In the wake of Donald Trump's upset over Hillary Clinton, it sometimes feels like every American who did not vote for Trump has been wrestling with the question of why so many did. Some attribute his win to his racist, xenophobic, and/or sexist rhetoric; others point to his "outsider" status as his main appeal to those who felt the political establishment never met their interests. These are undoubtedly factors for some Trump supporters. But the fact that a number of people who voted for Barack Obama voted for Trump this time around highlights another important reason: His message sold among the white working class.

The Washington Post reported that one-third of counties that voted for Obama both in 2008 and 2012 went to Trump this year. And Trump won 194 of the 207 counties that voted Obama one of those years. By contrast, Clinton won only six of the 2,200 counties that didn't support Obama either year.

The majority of the Obama-turned-Trump counties were concentrated in the "industrial Midwest," also known as the Rust Belt — states like Michigan, Wisconsin, Minnesota, Iowa, and Indiana, where manufacturing jobs have moved away from the area, partly due to trade deals that sent such jobs over to lower-wage countries abroad. Obama was popular among these working-class voters (or at least more so than his Republican rivals), many of whom elected him twice (though we may now question his commitment to the working class based on his support of another huge trade deal, the Trans-Pacific Partnership, during his final year in office), and Trump, with his tough talk on trade, appealed directly to this demographic in 2016.

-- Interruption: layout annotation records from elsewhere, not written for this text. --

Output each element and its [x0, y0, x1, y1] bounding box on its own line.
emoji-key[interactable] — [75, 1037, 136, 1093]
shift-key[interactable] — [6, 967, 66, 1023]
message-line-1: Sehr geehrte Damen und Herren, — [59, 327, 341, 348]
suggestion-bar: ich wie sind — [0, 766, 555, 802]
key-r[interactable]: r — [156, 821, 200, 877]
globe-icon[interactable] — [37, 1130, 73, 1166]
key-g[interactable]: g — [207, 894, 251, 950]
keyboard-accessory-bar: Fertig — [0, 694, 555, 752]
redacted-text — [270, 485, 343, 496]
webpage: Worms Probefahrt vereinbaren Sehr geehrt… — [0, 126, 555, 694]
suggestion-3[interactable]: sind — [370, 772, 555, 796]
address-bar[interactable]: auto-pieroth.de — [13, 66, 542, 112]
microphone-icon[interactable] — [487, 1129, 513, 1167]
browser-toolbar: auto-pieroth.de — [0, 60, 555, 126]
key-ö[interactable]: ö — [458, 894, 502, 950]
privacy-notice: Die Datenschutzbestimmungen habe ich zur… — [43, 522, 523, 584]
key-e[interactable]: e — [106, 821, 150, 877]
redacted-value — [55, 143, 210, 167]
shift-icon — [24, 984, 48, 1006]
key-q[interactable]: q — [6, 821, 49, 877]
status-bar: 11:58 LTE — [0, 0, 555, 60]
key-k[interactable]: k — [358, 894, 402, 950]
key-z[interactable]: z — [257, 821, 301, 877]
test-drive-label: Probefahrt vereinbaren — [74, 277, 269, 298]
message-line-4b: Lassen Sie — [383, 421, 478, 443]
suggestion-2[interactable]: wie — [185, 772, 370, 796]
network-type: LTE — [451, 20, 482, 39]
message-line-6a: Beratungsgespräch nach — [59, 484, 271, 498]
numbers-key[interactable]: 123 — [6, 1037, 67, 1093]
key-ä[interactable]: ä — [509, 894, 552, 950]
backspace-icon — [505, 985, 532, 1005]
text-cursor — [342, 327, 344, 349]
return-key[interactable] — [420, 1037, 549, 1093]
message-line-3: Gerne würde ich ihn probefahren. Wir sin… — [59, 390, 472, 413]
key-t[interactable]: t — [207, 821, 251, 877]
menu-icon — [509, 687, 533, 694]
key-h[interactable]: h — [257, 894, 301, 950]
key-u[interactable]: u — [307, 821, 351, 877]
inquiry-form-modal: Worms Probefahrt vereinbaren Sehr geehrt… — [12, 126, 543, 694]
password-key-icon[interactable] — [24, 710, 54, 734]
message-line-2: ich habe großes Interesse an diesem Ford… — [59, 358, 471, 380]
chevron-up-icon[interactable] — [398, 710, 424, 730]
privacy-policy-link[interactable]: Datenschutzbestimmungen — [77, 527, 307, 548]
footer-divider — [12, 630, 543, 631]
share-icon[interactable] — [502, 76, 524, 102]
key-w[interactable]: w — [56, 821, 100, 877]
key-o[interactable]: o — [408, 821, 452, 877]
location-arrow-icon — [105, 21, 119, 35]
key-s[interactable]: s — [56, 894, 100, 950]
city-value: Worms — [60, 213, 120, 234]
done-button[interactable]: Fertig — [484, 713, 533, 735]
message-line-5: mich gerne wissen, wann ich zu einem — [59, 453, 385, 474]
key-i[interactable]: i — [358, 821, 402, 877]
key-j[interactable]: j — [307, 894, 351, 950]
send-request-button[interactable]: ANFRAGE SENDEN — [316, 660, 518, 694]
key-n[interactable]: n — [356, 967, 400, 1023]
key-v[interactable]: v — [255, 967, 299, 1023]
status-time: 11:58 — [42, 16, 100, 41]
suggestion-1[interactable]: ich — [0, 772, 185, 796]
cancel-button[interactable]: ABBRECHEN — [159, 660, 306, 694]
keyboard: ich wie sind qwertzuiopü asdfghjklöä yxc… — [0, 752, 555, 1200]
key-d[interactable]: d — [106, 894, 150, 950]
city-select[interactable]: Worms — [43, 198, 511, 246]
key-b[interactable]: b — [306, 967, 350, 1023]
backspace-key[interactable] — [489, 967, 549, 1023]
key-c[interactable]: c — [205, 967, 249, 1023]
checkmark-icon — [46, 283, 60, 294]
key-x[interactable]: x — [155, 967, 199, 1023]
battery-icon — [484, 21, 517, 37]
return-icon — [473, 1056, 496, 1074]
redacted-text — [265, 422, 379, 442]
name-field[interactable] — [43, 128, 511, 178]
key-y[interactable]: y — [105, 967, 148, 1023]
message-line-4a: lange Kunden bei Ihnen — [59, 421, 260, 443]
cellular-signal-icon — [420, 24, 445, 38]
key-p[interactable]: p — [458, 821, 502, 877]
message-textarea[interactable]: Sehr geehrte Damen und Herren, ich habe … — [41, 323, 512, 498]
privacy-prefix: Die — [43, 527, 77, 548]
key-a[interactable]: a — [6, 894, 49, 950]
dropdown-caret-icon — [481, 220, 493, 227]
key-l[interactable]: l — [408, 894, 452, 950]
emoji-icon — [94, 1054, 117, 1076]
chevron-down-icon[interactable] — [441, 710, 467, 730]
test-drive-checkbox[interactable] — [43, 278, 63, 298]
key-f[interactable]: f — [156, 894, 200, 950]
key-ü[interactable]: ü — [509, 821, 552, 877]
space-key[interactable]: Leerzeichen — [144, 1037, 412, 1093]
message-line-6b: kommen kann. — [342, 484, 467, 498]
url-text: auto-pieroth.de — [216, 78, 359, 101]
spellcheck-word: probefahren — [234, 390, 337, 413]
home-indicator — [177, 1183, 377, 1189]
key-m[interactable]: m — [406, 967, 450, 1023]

JIM WATSON/AFP/Getty Images

Obama was keen to the possibility that Trump's message would resound among this group of voters, and he attempted to use his clout to deter them from the Republican nominee. Obama said of Trump, while campaigning for Clinton in Cleveland: "Look, if a guy's spent 70 years on this earth showing no regard for working people — there's no record that he's supported minimum wage, or supported collective bargaining or invested in poor communities — and then suddenly he's going to be the champion of working people? Come on. Come on, man."

Obama's appeal to his former supporters didn't take, whether due to the strength of Trump's rhetoric or a loss of faith in Obama's commitment to them. Another detail we would be remiss to ignore is that the two-time Obama-supporting counties that flipped to Trump were 81 percent white. Those that Clinton won are 55 percent white. This fact arguably suggests, at least, that white voters are more willing to treat Trump's divisive racial rhetoric as something that can be overlooked in favor of his economic rhetoric.

But that class and economic conditions were factors in the Trump decision for many voters is something that we would do well to acknowledge. The Democratic Party in particular ought to focus on giving them better options going forward.